The PHM has contributed several artefacts and photos to the exhibition Built for the Bush, currently touring several NSW museums. Curated by Richard Taylor of the Historic Houses Trust, Built for the Bush displays the environmentally friendly character of early bush architecture and its influence on contemporary architecture.
Richard (who used to work at the PHM like seemingly most of the museum profession!) writes:
For Australia’s early rural settlers, building simple, energy efficient homes was a necessity due to their limited access to materials, skills and resources’. Today, ‘traditional 19th century practices are inspiring a new generation to return to these low-energy solutions and minimise the environmental impact of modern housing.
One of the houses featured in Built for the Bush was built at Eugowra near Canowindra by John Andrews. As John donated his design archive to the PHM recently I thought it was timely to feature more pictures and information about the Eugowra house than could be included in the exhibition.

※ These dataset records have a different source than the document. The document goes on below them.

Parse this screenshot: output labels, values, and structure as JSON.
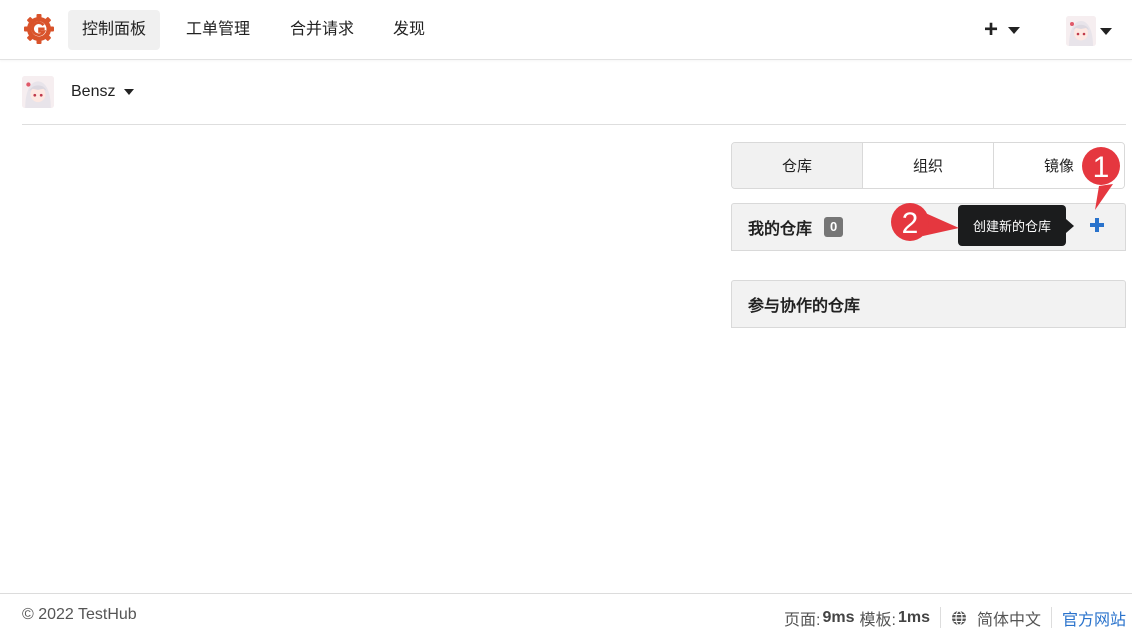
{
  "colors": {
    "accent": "#2a73cc",
    "brand": "#d9532b",
    "annotation": "#e5373f",
    "tooltip_bg": "#1b1c1d"
  },
  "nav": {
    "items": [
      {
        "label": "控制面板",
        "active": true
      },
      {
        "label": "工单管理"
      },
      {
        "label": "合并请求"
      },
      {
        "label": "发现"
      }
    ],
    "plus_icon": "plus-icon"
  },
  "context": {
    "user": "Bensz"
  },
  "tabs": [
    {
      "label": "仓库"
    },
    {
      "label": "组织"
    },
    {
      "label": "镜像"
    }
  ],
  "my_repos": {
    "title": "我的仓库",
    "count": "0"
  },
  "tooltip": {
    "text": "创建新的仓库"
  },
  "collab_repos": {
    "title": "参与协作的仓库"
  },
  "annotations": {
    "one": "1",
    "two": "2"
  },
  "footer": {
    "copyright": "© 2022 TestHub",
    "page_label": "页面:",
    "page_time": "9ms",
    "template_label": "模板:",
    "template_time": "1ms",
    "language": "简体中文",
    "official_site": "官方网站"
  }
}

John Andrews designed the Eugowra house during the 1970s and lived in it until recently. At that time John was working on the monumental Cameron Offices at Belconnen as well as other projects in Canberra and Sydney and the central West of NSW appealed as a rural locale within practical driving distance of both cities. Another motivation was John and wife Ro’s four sons; John and Ro believed the boys would enjoy and benefit from a rural upbringing, more down-to-earth and practical than that available at Palm Beach where the family was living following their return from the United States.
The main stock of the farm was deer. John had enjoyed venison during his years in North America and was one of the first to farm deer in Australia. With other innovative farmers, the farm’s produce helped create the Orange district’s reputation for fine food and wine.
The Eugowra property included a long-standing timber and iron homestead where the Andrews’ lived for a few years, giving an opportunity to assess the pros and cons of this generic building. In 1979 John designed a new house nearby, with a form closely resembling that of the homestead, low and verandahed, sheltered by a simple sloping roof. Like the original home, the house is sited to benefit and protect from sun and wind, an important task given that temperatures at Eugowra vary from zero in winter to 40 plus in summer.
The water source is that collected by the roof and stored in its four corrugated steel water tanks placed at each corner of the enveloping verandah. The most innovative feature is the energy tower above the house’s central fireplace. A solar heat collector and pressure tank create a practical and visual statement of the house’s ability to shelter and sustain.
Like its homestead predecessor, the Eugowra house is potentially timeless, an important response to the too-short lifespan of most Australian houses. The average age of most Australian houses is only about 35 years, an unusually fast changeover which produces houses driven by fashion rather than efficiency and comfort.
Although John Andrews was, with Glenn Murcutt and Rick Lepastrier, responsible for some of Australia’s first self-consciously ‘green’ architecture, his motivation was not entirely environmental. As Andrew Metcalf wrote in his book Canberra architecture, Andrews ‘was uninterested in fashion, rather he was concerned to find the ‘right’ outcome working from first principles in each commission’. When applied to larger buildings this method often produced original results including Australia’s first green office tower, the former American Express tower on the corner of George and King Streets.
Most of Andrews’ several office projects rejected the tower format, which he believed was flawed in some respects, including excessive reliance on climate control technology. The tower’s ‘sunglasses’ facade helped reduce the building’s energy bill by almost half.